Naherholungsgebiet Obere Wagensass gesperrt – Waldpflegemaßnahmen von den Bayerischen Staatsforsten

Fällarbeiten im Wald bei der Oberen Wagensass in Sulzbach-Rosenberg. Der Wald ist aktuell in großen Teilen gesperrt, denn durch die Holzernte ist der Bereich für Spaziergänger zu gefährlich.

50 bis 100 Bäume in einer Stunde können moderne Harvester fällen. Eine beeindruckende Geschwindigkeit, wenn man bedenkt, welch harte und langwierige Arbeit solche Baumfällarbeiten früher waren. Auch wenn Fällarbeiten heute also sehr zeiteffizient sind, dauert es trotzdem eine Weile, bis ein Waldstück durchforstet ist. Deswegen ist der Wald im Naherholungsgebiet der Oberen Wagensass in Sulzbach-Rosenberg aktuell für einige Wochen gesperrt.

Die Bayerischen Staatsforsten führen dort Waldpflegemaßnahmen durch und fällen Bäume. Für Spaziergänger ist der Wald während der Fällarbeiten zu gefährlich. „Innerhalb des Radius des Harvesters ist es natürlich sehr gefährlich, aber auch dort, wo der Harvester gerade gearbeitet hat.“, erklärt Philipp Bahnmüller. Er ist Betriebsleiter des Forstbetriebs Schnaittenbach der Bayerischen Staatsforsten. „Es können immer noch Baumteile oder größere Äste in den Baumkronen hängen, die dann herunterfallen. Das können wir nicht ganz vermeiden. Deswegen halten wir diese Bereiche auch gesperrt.“

Aufbau eines resilienten Klimawaldes

Die Fällarbeiten dienen nicht nur dazu, Holz für den Verkauf zu ernten, sondern auch dazu, den Wald gut für die Zukunft aufzustellen. Die Förster suchen sich ganz bewusst die Bäume aus, die stehenbleiben sollen. „Und solche Bäume, die die ‚guten‘ Bäume bedrängen, entnehmen wir“, so Bahnmüller. ‚Gute‘ Bäume, das sind zum Beispiel Baumarten, die in dem bestimmten Waldstück seltener vorkommen. In der Wagensass stehen vor allem Kiefern und Fichten. Die Förster hätten aber gerne auch Laubbäume für eine gesunde Mischung und achten deswegen besonders darauf, dass junge Laubbäume genug Licht und Platz bekommen.

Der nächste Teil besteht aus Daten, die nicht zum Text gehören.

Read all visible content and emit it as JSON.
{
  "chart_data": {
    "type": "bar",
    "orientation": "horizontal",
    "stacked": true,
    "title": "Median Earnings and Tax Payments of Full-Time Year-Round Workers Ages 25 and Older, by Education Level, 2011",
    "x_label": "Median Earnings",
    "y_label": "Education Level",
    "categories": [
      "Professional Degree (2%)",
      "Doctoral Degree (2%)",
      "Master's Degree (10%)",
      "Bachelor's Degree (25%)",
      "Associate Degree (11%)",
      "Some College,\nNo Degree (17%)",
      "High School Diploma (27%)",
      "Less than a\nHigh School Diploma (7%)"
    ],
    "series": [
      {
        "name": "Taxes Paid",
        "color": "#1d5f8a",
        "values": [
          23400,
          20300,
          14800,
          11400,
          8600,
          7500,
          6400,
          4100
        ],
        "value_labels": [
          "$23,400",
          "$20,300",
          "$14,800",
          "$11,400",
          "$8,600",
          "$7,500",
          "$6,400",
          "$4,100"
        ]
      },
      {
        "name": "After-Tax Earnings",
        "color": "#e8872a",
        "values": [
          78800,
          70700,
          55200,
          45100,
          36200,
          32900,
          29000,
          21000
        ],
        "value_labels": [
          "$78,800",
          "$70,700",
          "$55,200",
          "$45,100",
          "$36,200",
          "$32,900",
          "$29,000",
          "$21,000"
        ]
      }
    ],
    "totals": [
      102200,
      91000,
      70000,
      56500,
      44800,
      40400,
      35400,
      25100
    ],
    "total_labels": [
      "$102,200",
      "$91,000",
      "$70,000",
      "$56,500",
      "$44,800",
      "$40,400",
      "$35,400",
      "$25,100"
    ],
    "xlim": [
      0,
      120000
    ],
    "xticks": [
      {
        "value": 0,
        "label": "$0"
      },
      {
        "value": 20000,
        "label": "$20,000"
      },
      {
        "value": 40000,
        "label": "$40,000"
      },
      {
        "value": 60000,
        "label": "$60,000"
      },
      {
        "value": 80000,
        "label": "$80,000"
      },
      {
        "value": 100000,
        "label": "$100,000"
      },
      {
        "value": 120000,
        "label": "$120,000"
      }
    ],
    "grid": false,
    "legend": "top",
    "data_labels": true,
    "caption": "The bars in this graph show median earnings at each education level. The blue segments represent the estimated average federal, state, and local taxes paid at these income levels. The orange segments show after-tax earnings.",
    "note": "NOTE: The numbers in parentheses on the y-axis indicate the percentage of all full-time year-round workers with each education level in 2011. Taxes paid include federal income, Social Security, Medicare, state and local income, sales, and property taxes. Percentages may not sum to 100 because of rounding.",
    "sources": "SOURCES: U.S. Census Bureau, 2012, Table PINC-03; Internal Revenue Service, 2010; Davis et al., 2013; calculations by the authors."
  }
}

Alle dreißig Meter eine Rückegasse

Ein Waldstück wird etwa alle sieben Jahre beerntet. Damit dabei nicht jedes Mal der Waldboden geschädigt wird, sind die schweren Harvester nur auf ganz bestimmten Rückegassen unterwegs. „Die Bodenverdichtung ist ein großes Thema“, erklärt Staatsförsterin Charlotte Hornung. „Wenn wir mit der Maschine kreuz und quer durch den Wald fahren würden, würde der Boden überall Schäden erleiden. Dadurch, dass wir auf den Rückegassen bleiben, kann der größte Teil des Bodens unkomprimiert bleiben.“

Der Waldarbeiter im Harvester legt zum Beispiel auch bewusst die abgetrennten Äste und Nadeln auf den Weg vor sich, damit diese nochmal als Polster dienen und den Waldboden zusätzlich schützen. Bestimmte Bäume sind bei den Fällarbeiten übrigens tabu, nämlich sogenannte Biotop-Bäume. Sie sind besonders wertvoll für die Artenvielfalt im Wald, weil sie zum Beispiel Vögeln, Insekten oder Fledermäusen einen Unterschlupf bieten.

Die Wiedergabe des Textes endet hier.